Debugging info in PTX

I’m trying to debug a small program and running into an error when trying to add debugging information to the PTX file. Here’s what my setup looks like:

    [*] x86_64 Linux host

    [*] cuda 3.2 SDK

    [*] GPU in use is GeForce GTX 260 (secondary card and X is not running)

    [*] C program using driver interface to load a PTX file

    [*] PTX file generate from a single .cu file which defines one global function (and does not call any other functions)

    [*] Running the device code is an optional part of the program, the rest of the program runs without issue.

When I compile the .cu file with this:

/usr/local/cuda/bin/nvcc -ptx -arch=sm_11 -v kernel.cu

and run with cuda-memcheck, the program runs to completion and I get an illegal access (this isn’t the question I’m presenting, just background in case it is helpful).

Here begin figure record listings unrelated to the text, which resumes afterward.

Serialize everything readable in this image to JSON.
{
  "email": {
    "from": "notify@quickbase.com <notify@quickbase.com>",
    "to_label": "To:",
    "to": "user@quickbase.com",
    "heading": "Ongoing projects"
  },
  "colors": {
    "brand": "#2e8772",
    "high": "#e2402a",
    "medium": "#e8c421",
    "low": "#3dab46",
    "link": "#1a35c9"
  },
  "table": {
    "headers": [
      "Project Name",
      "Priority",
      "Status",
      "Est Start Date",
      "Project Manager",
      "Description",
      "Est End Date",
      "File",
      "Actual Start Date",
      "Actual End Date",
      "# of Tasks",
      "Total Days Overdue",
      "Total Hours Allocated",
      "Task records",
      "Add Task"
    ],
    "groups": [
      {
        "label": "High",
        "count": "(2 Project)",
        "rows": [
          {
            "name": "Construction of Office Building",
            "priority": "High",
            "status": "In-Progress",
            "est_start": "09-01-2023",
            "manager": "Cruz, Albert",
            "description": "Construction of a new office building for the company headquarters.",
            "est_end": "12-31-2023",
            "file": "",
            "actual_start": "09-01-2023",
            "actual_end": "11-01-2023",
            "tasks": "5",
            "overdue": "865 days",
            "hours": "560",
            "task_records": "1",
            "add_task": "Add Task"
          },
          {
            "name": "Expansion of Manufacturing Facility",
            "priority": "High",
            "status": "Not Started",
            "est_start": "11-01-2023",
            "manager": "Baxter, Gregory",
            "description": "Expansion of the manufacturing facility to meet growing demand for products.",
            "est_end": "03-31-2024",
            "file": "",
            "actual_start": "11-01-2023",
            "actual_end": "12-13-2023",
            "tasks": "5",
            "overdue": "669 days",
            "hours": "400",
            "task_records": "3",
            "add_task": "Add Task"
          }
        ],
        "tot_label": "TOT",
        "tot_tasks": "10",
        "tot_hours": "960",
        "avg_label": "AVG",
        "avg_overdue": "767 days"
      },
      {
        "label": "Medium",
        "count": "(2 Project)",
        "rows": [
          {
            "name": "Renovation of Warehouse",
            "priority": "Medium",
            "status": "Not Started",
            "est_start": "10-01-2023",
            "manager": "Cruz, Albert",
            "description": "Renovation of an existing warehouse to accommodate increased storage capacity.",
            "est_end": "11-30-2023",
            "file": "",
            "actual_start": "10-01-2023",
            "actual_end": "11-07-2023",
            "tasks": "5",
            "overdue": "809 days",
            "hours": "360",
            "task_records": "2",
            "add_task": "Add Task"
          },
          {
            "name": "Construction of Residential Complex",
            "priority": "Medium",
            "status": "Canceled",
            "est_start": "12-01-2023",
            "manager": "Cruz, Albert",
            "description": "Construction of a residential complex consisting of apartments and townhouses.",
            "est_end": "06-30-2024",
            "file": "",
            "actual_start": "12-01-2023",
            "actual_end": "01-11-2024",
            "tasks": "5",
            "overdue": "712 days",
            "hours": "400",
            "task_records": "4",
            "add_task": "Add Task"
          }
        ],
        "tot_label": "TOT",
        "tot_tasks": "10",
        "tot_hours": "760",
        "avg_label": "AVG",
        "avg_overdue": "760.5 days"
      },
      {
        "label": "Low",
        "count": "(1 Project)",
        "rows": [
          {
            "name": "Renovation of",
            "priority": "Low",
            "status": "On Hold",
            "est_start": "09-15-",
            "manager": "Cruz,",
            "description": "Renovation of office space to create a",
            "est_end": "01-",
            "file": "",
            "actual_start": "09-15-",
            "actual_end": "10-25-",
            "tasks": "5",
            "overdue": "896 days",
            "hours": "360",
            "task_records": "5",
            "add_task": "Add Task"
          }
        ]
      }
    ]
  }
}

When I add the ‘-G’ flag to the above and attempt to run again I get an error about the program not terminating successfully. Running in cuda-gdb shows the error is ultimately due to an inability to load the PTX file (returns CUDA_ERROR_NO_BINARY_FOR_GPU).

Am I doing something incorrectly, and does anyone have a good reference for debugging PTX files as the cuda-gdb docs seem to only mention it being possible without actually describing how to break in the device code.

Thanks,

–Joe

EDIT - added GPU model and information about X usage

I am not entirely sure, but I believe specifying -arch=sm_11 will result in a fat binary that only contains machine code for sm_11, whereas you want PTX as well. Does replacing -arch=sm_11 with the following result in any improvement:

-gencode arch=compute_11,"code=sm_11,compute_11"

This should ensure that the fat binary contains both machine code and matching PTX.